Les autoroutes, ça pollue. On pense d’abord au rejet de CO2 des voitures, mais il faut aussi prendre en compte les eaux usées, le morcellement des zones naturelles, le bruit… Pour limiter ces nuisances, cinq sociétés d’autoroute (Sanef, ASF, Cofiroute, Escota) ont signé cette semaine des "engagements verts", les obligeant à investir 1,023 milliard d’euros en trois ans.

Des emplois verts à la clé
En échange, le gouvernement allonge d’un an la durée des concessions. Une manière aussi de créer des emplois verts dans le cadre du plan de relance. “Toutes les routes ne sont pas à la génération environnementale, justifie le ministre de l’Environnement, Jean-Louis Borloo. L’objectif, c’est de rattraper ce retard.”

Passages et écoponts
Les chantiers les plus emblématiques sont ceux qui touchent à la biodiversité (34,6 millions d’euros). Pour constituer la “trame verte” prévue par le Grenelle, des passages sont créés sous les voies pour les petits animaux, et des écoponts pour la grande faune. Les bords de route sont aussi plantés avec des espèces locales.

Des roseaux pour filtrer l'eau
Les eaux pluviales chargées de microparticules doivent être traitées, tout comme les rejets des aires d’autoroutes. “Nous allons expérimenter des filtres à roseau à la place des fosses septiques”, explique Pierre Coppey, président de Vinci autouroutes De nombreuses aires seront rénovées pour devenir plus écolos.

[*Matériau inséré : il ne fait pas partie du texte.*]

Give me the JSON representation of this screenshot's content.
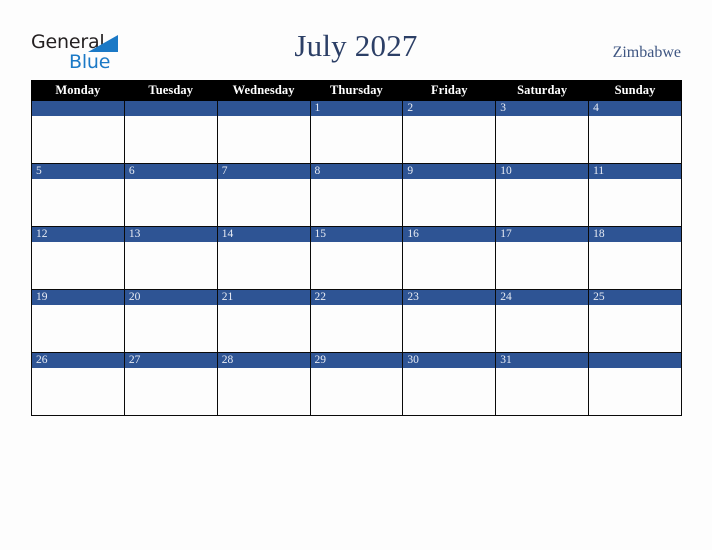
{
  "brand": {
    "line1": "General",
    "line2": "Blue",
    "triangle_color": "#1b79c6",
    "text_color": "#231f20"
  },
  "header": {
    "title": "July 2027",
    "month": "July",
    "year": "2027",
    "country": "Zimbabwe",
    "title_color": "#2c3f66",
    "country_color": "#3f5682"
  },
  "calendar": {
    "header_background": "#000000",
    "header_text_color": "#ffffff",
    "daybar_background": "#2e5494",
    "daybar_text_color": "#e8ecf4",
    "cell_background": "#fdfdfd",
    "border_color": "#0a0a0a",
    "weekday_headers": [
      "Monday",
      "Tuesday",
      "Wednesday",
      "Thursday",
      "Friday",
      "Saturday",
      "Sunday"
    ],
    "weeks": [
      [
        "",
        "",
        "",
        "1",
        "2",
        "3",
        "4"
      ],
      [
        "5",
        "6",
        "7",
        "8",
        "9",
        "10",
        "11"
      ],
      [
        "12",
        "13",
        "14",
        "15",
        "16",
        "17",
        "18"
      ],
      [
        "19",
        "20",
        "21",
        "22",
        "23",
        "24",
        "25"
      ],
      [
        "26",
        "27",
        "28",
        "29",
        "30",
        "31",
        ""
      ]
    ]
  }
}
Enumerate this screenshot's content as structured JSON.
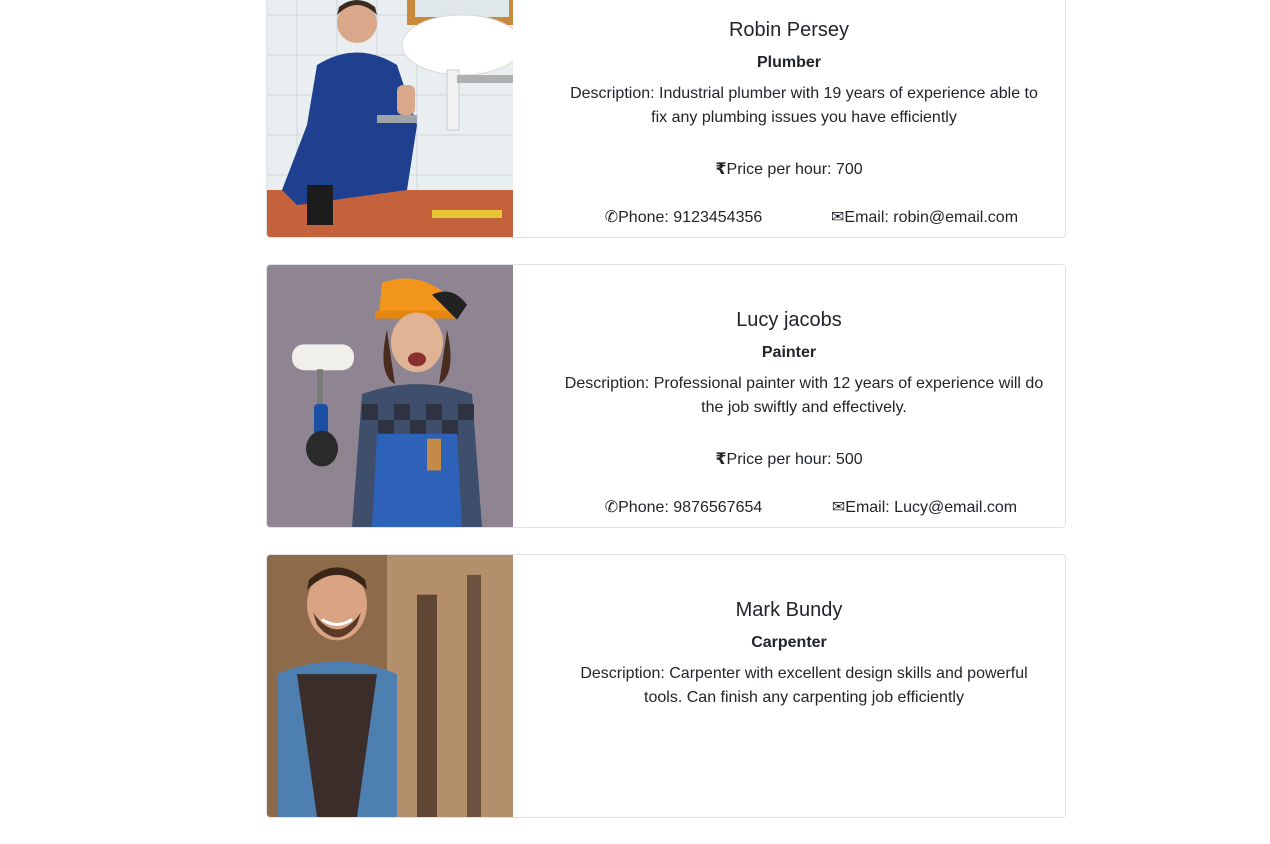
{
  "workers": [
    {
      "name": "Robin Persey",
      "role": "Plumber",
      "description": "Description: Industrial plumber with 19 years of experience able to fix any plumbing issues you have efficiently",
      "price": "Price per hour: 700",
      "phone": "Phone: 9123454356",
      "email": "Email: robin@email.com",
      "photo": "plumber-photo"
    },
    {
      "name": "Lucy jacobs",
      "role": "Painter",
      "description": "Description: Professional painter with 12 years of experience will do the job swiftly and effectively.",
      "price": "Price per hour: 500",
      "phone": "Phone: 9876567654",
      "email": "Email: Lucy@email.com",
      "photo": "painter-photo"
    },
    {
      "name": "Mark Bundy",
      "role": "Carpenter",
      "description": "Description: Carpenter with excellent design skills and powerful tools. Can finish any carpenting job efficiently",
      "price": "",
      "phone": "",
      "email": "",
      "photo": "carpenter-photo"
    }
  ],
  "icons": {
    "rupee": "₹",
    "phone": "✆",
    "email": "✉"
  },
  "colors": {
    "border": "#dee2e6",
    "text": "#212529"
  }
}
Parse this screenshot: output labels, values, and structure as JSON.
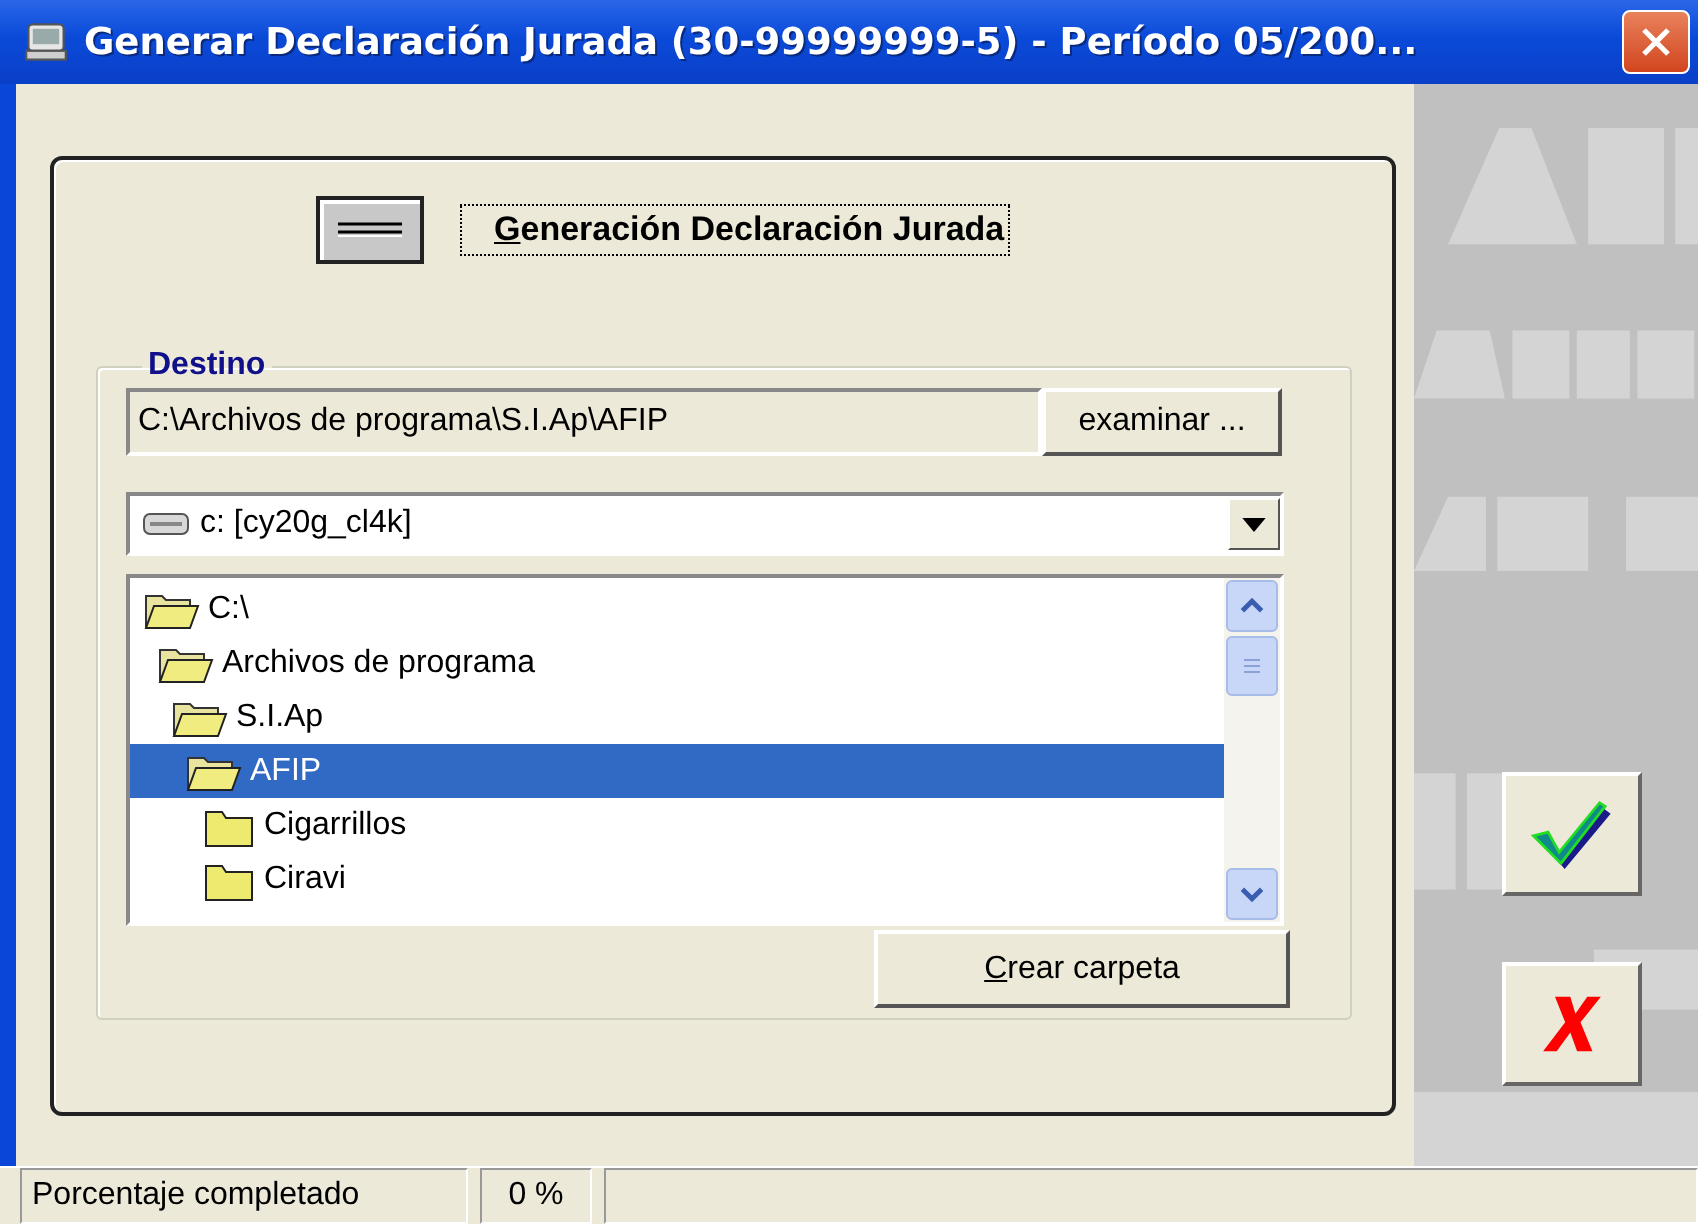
{
  "window": {
    "title": "Generar Declaración Jurada (30-99999999-5) - Período 05/200..."
  },
  "header": {
    "label": "Generación Declaración Jurada"
  },
  "destino": {
    "legend": "Destino",
    "path": "C:\\Archivos de programa\\S.I.Ap\\AFIP",
    "browse_button": "examinar ...",
    "drive": "c: [cy20g_cl4k]",
    "tree": [
      {
        "label": "C:\\",
        "expanded": true,
        "selected": false,
        "children": [
          {
            "label": "Archivos de programa",
            "expanded": true,
            "selected": false,
            "children": [
              {
                "label": "S.I.Ap",
                "expanded": true,
                "selected": false,
                "children": [
                  {
                    "label": "AFIP",
                    "expanded": true,
                    "selected": true,
                    "children": [
                      {
                        "label": "Cigarrillos",
                        "expanded": false,
                        "selected": false
                      },
                      {
                        "label": "Ciravi",
                        "expanded": false,
                        "selected": false
                      }
                    ]
                  }
                ]
              }
            ]
          }
        ]
      }
    ],
    "new_folder_button": "Crear carpeta"
  },
  "status_bar": {
    "label": "Porcentaje completado",
    "percent": "0 %"
  }
}
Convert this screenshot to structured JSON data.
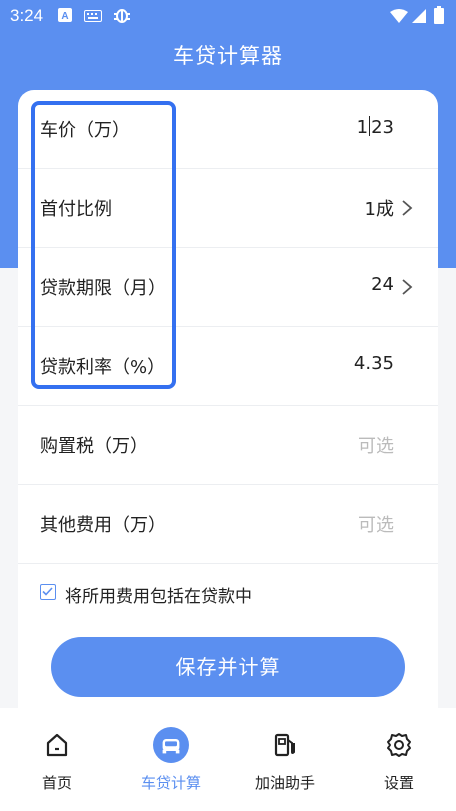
{
  "status_bar": {
    "time": "3:24"
  },
  "app": {
    "title": "车贷计算器"
  },
  "form": {
    "rows": [
      {
        "label": "车价（万）",
        "value": "123"
      },
      {
        "label": "首付比例",
        "value": "1成"
      },
      {
        "label": "贷款期限（月）",
        "value": "24"
      },
      {
        "label": "贷款利率（%）",
        "value": "4.35"
      },
      {
        "label": "购置税（万）",
        "placeholder": "可选"
      },
      {
        "label": "其他费用（万）",
        "placeholder": "可选"
      }
    ],
    "include_fees": {
      "label": "将所用费用包括在贷款中",
      "checked": true
    },
    "save_button": "保存并计算"
  },
  "bottom_nav": {
    "items": [
      {
        "label": "首页",
        "icon": "home-icon"
      },
      {
        "label": "车贷计算",
        "icon": "car-icon",
        "active": true
      },
      {
        "label": "加油助手",
        "icon": "fuel-pump-icon"
      },
      {
        "label": "设置",
        "icon": "gear-icon"
      }
    ]
  },
  "colors": {
    "primary": "#5b8ff0",
    "highlight": "#3470f0",
    "placeholder": "#bbbbbb"
  }
}
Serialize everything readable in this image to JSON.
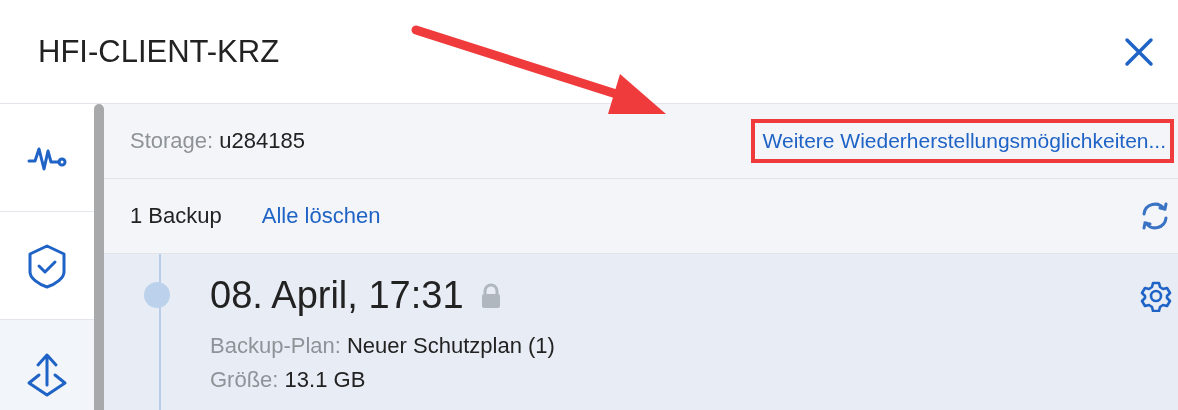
{
  "window": {
    "title": "HFI-CLIENT-KRZ"
  },
  "sidebar": {
    "items": [
      {
        "kind": "activity",
        "selected": false
      },
      {
        "kind": "protection",
        "selected": false
      },
      {
        "kind": "recovery",
        "selected": true
      }
    ]
  },
  "storage": {
    "label": "Storage:",
    "value": "u284185",
    "link": "Weitere Wiederherstellungsmöglichkeiten..."
  },
  "backups": {
    "count": "1 Backup",
    "delete_all": "Alle löschen"
  },
  "backup_items": [
    {
      "date": "08. April, 17:31",
      "locked": true,
      "plan_label": "Backup-Plan:",
      "plan": "Neuer Schutzplan (1)",
      "size_label": "Größe:",
      "size": "13.1 GB"
    }
  ],
  "annotation": {
    "highlight": true
  }
}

Le télépéage pour économiser le CO2
Mais une grande partie du financement (266 millions d'euros) sera allouée au développement du télépéage. Un badge permettant de franchir les barrières à 30 km/h plutôt qu’à l’arrêt réduirait les émissions de CO2. Ces innovations n’auraient-elles pas pu être financées dans un autre cadre ? “Oui, mais de façon plus lente. C’est un coup d’accélérateur”, explique Daniel Bursaux, directeur général de la mer et des transports.